To help your community answer these questions, Rogers identified two critical channels of communication:

  • Mass Communication channels—like institutional newsletters or official emails—are effective for building initial awareness (the Knowledge stage). They efficiently let everyone know a new tool exists. But they are notoriously poor at changing hearts and minds.
  • Interpersonal Communication is where true influence lies. These are the one-on-one conversations, departmental meetings and informal chats with trusted colleagues. This is the channel where Persuasion happens. It’s where people can ask context-specific questions, voice concerns and get the social proof they need from their peers. As one support professional aptly put it, communication isn’t just about sharing information; it’s about “putting people at ease.”
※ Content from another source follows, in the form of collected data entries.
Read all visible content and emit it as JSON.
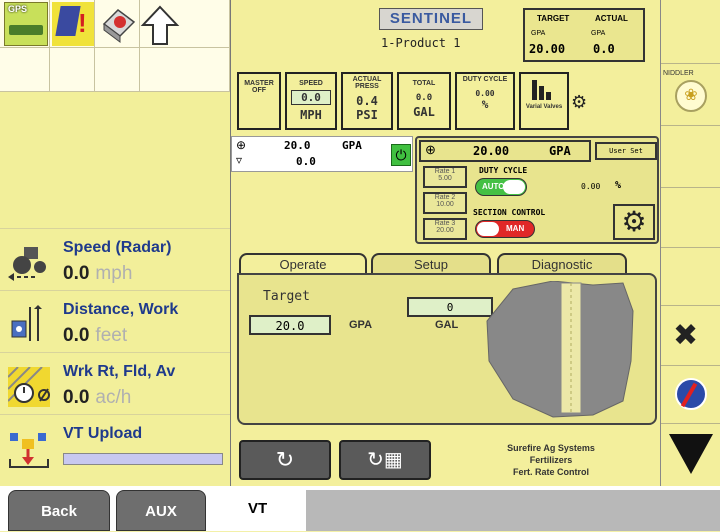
{
  "left": {
    "gps_label": "GPS",
    "rows": [
      {
        "label": "Speed (Radar)",
        "value": "0.0",
        "unit": "mph"
      },
      {
        "label": "Distance, Work",
        "value": "0.0",
        "unit": "feet"
      },
      {
        "label": "Wrk Rt, Fld, Av",
        "value": "0.0",
        "unit": "ac/h"
      },
      {
        "label": "VT Upload",
        "value": "",
        "unit": ""
      }
    ]
  },
  "bottom": {
    "back": "Back",
    "aux": "AUX",
    "vt": "VT"
  },
  "header": {
    "brand": "SENTINEL",
    "product": "1-Product 1",
    "target_label": "TARGET",
    "actual_label": "ACTUAL",
    "target_unit": "GPA",
    "actual_unit": "GPA",
    "target_value": "20.00",
    "actual_value": "0.0"
  },
  "gauges": {
    "master": "MASTER OFF",
    "speed_label": "SPEED",
    "speed_value": "0.0",
    "speed_unit": "MPH",
    "press_label": "ACTUAL PRESS",
    "press_value": "0.4",
    "press_unit": "PSI",
    "total_label": "TOTAL",
    "total_value": "0.0",
    "total_unit": "GAL",
    "duty_label": "DUTY CYCLE",
    "duty_value": "0.00",
    "duty_unit": "%",
    "valve_label": "Varial Valves"
  },
  "status": {
    "rate": "20.0",
    "rate_unit": "GPA",
    "rate2": "0.0"
  },
  "control": {
    "rate_value": "20.00",
    "rate_unit": "GPA",
    "user_set": "User Set",
    "rate1": "Rate 1",
    "rate1_val": "5.00",
    "rate2": "Rate 2",
    "rate2_val": "10.00",
    "rate3": "Rate 3",
    "rate3_val": "20.00",
    "duty_title": "DUTY CYCLE",
    "duty_toggle": "AUTO",
    "duty_val": "0.00",
    "duty_unit": "%",
    "section_title": "SECTION CONTROL",
    "section_toggle": "MAN"
  },
  "tabs": {
    "operate": "Operate",
    "setup": "Setup",
    "diagnostic": "Diagnostic"
  },
  "operate": {
    "target_label": "Target",
    "target_value": "20.0",
    "target_unit": "GPA",
    "total_value": "0",
    "total_unit": "GAL"
  },
  "footer": {
    "company": "Surefire Ag Systems",
    "line2": "Fertilizers",
    "line3": "Fert. Rate Control"
  },
  "right": {
    "top_label": "NIDDLER"
  }
}
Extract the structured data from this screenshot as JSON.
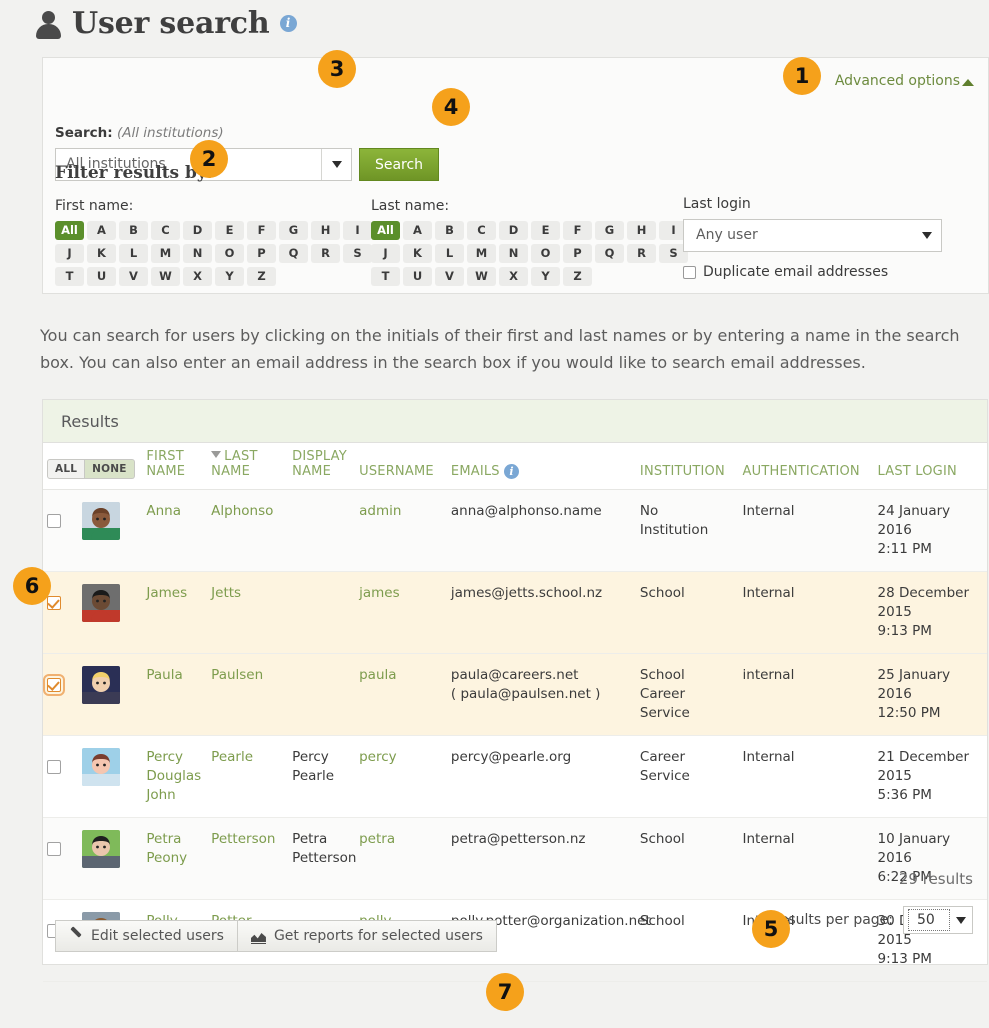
{
  "page": {
    "title": "User search",
    "title_icon": "user-icon",
    "info_icon": "info-icon",
    "intro_text": "You can search for users by clicking on the initials of their first and last names or by entering a name in the search box. You can also enter an email address in the search box if you would like to search email addresses."
  },
  "search_panel": {
    "advanced_options_label": "Advanced options",
    "advanced_options_icon": "chevron-up-icon",
    "search_label": "Search:",
    "search_scope_note": "(All institutions)",
    "institution_select_value": "All institutions",
    "search_button_label": "Search",
    "filter_title": "Filter results by:",
    "first_name_label": "First name:",
    "last_name_label": "Last name:",
    "letters": [
      "All",
      "A",
      "B",
      "C",
      "D",
      "E",
      "F",
      "G",
      "H",
      "I",
      "J",
      "K",
      "L",
      "M",
      "N",
      "O",
      "P",
      "Q",
      "R",
      "S",
      "T",
      "U",
      "V",
      "W",
      "X",
      "Y",
      "Z"
    ],
    "first_name_selected": "All",
    "last_name_selected": "All",
    "last_login_label": "Last login",
    "last_login_value": "Any user",
    "duplicate_email_label": "Duplicate email addresses",
    "duplicate_email_checked": false
  },
  "results": {
    "panel_title": "Results",
    "select_all_label": "ALL",
    "select_none_label": "NONE",
    "columns": {
      "first_name": "FIRST NAME",
      "last_name": "LAST NAME",
      "display_name": "DISPLAY NAME",
      "username": "USERNAME",
      "emails": "EMAILS",
      "institution": "INSTITUTION",
      "authentication": "AUTHENTICATION",
      "last_login": "LAST LOGIN"
    },
    "sorted_column": "LAST NAME",
    "sort_direction_icon": "sort-descending-icon",
    "emails_info_icon": "info-icon",
    "rows": [
      {
        "selected": false,
        "first_name": "Anna",
        "last_name": "Alphonso",
        "display_name": "",
        "username": "admin",
        "emails": "anna@alphonso.name",
        "institution": "No Institution",
        "authentication": "Internal",
        "last_login": "24 January 2016, 2:11 PM"
      },
      {
        "selected": true,
        "first_name": "James",
        "last_name": "Jetts",
        "display_name": "",
        "username": "james",
        "emails": "james@jetts.school.nz",
        "institution": "School",
        "authentication": "Internal",
        "last_login": "28 December 2015, 9:13 PM"
      },
      {
        "selected": true,
        "first_name": "Paula",
        "last_name": "Paulsen",
        "display_name": "",
        "username": "paula",
        "emails": "paula@careers.net ( paula@paulsen.net )",
        "institution": "School Career Service",
        "authentication": "internal",
        "last_login": "25 January 2016, 12:50 PM"
      },
      {
        "selected": false,
        "first_name": "Percy Douglas John",
        "last_name": "Pearle",
        "display_name": "Percy Pearle",
        "username": "percy",
        "emails": "percy@pearle.org",
        "institution": "Career Service",
        "authentication": "Internal",
        "last_login": "21 December 2015, 5:36 PM"
      },
      {
        "selected": false,
        "first_name": "Petra Peony",
        "last_name": "Petterson",
        "display_name": "Petra Petterson",
        "username": "petra",
        "emails": "petra@petterson.nz",
        "institution": "School",
        "authentication": "Internal",
        "last_login": "10 January 2016, 6:22 PM"
      },
      {
        "selected": false,
        "first_name": "Polly",
        "last_name": "Potter",
        "display_name": "",
        "username": "polly",
        "emails": "polly.potter@organization.net",
        "institution": "School",
        "authentication": "Internal",
        "last_login": "30 December 2015, 9:13 PM"
      }
    ],
    "result_count_text": "29 results",
    "results_per_page_label": "Results per page:",
    "results_per_page_value": "50"
  },
  "actions": {
    "edit_selected_label": "Edit selected users",
    "edit_selected_icon": "pencil-icon",
    "get_reports_label": "Get reports for selected users",
    "get_reports_icon": "chart-icon"
  },
  "markers": {
    "m1": "1",
    "m2": "2",
    "m3": "3",
    "m4": "4",
    "m5": "5",
    "m6": "6",
    "m7": "7"
  },
  "colors": {
    "accent_green": "#7ba32d",
    "letter_all_green": "#5b8f2b",
    "link_green": "#7d9c4d",
    "marker_orange": "#f5a11b",
    "selected_row": "#fdf4e0",
    "checked_box": "#e08b2e",
    "info_blue": "#7aa7d4",
    "panel_header_green": "#eef3e6"
  }
}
Once persuasion leads to a positive outlook, your role shifts to supporting the final stages. To facilitate the Decision and Implementation, Trialability is key. Low-stakes workshops or small pilot projects—the “let me try” phase—provide a vital, low-risk environment to experiment and build confidence. Finally, to support the crucial Confirmation stage, create opportunities for reflection. “Come-back days,” where early adopters reconvene to share successes and troubleshoot, are powerful ways to solidify a new practice and reinforce their decision.

Nurturing the spark

You can’t mandate a spark of curiosity, but you can create the conditions for it to catch. A spark on its own is fragile; it needs oxygen to become a flame. Our role as change agents is to provide that oxygen. By identifying and partnering with peer champions, guiding people through their internal decision-making journey, and using personal stories instead of mass emails, we protect that initial spark from being extinguished by bureaucracy or complexity. These individual sparks, when given the oxygen of trust and support, create a groundswell of expertise and confidence that makes widespread adoption not just possible, but natural.

Source used and must-read:

Rogers, E. M. (2003). Diffusion of Innovations, 5th Edition. Simon and Schuster.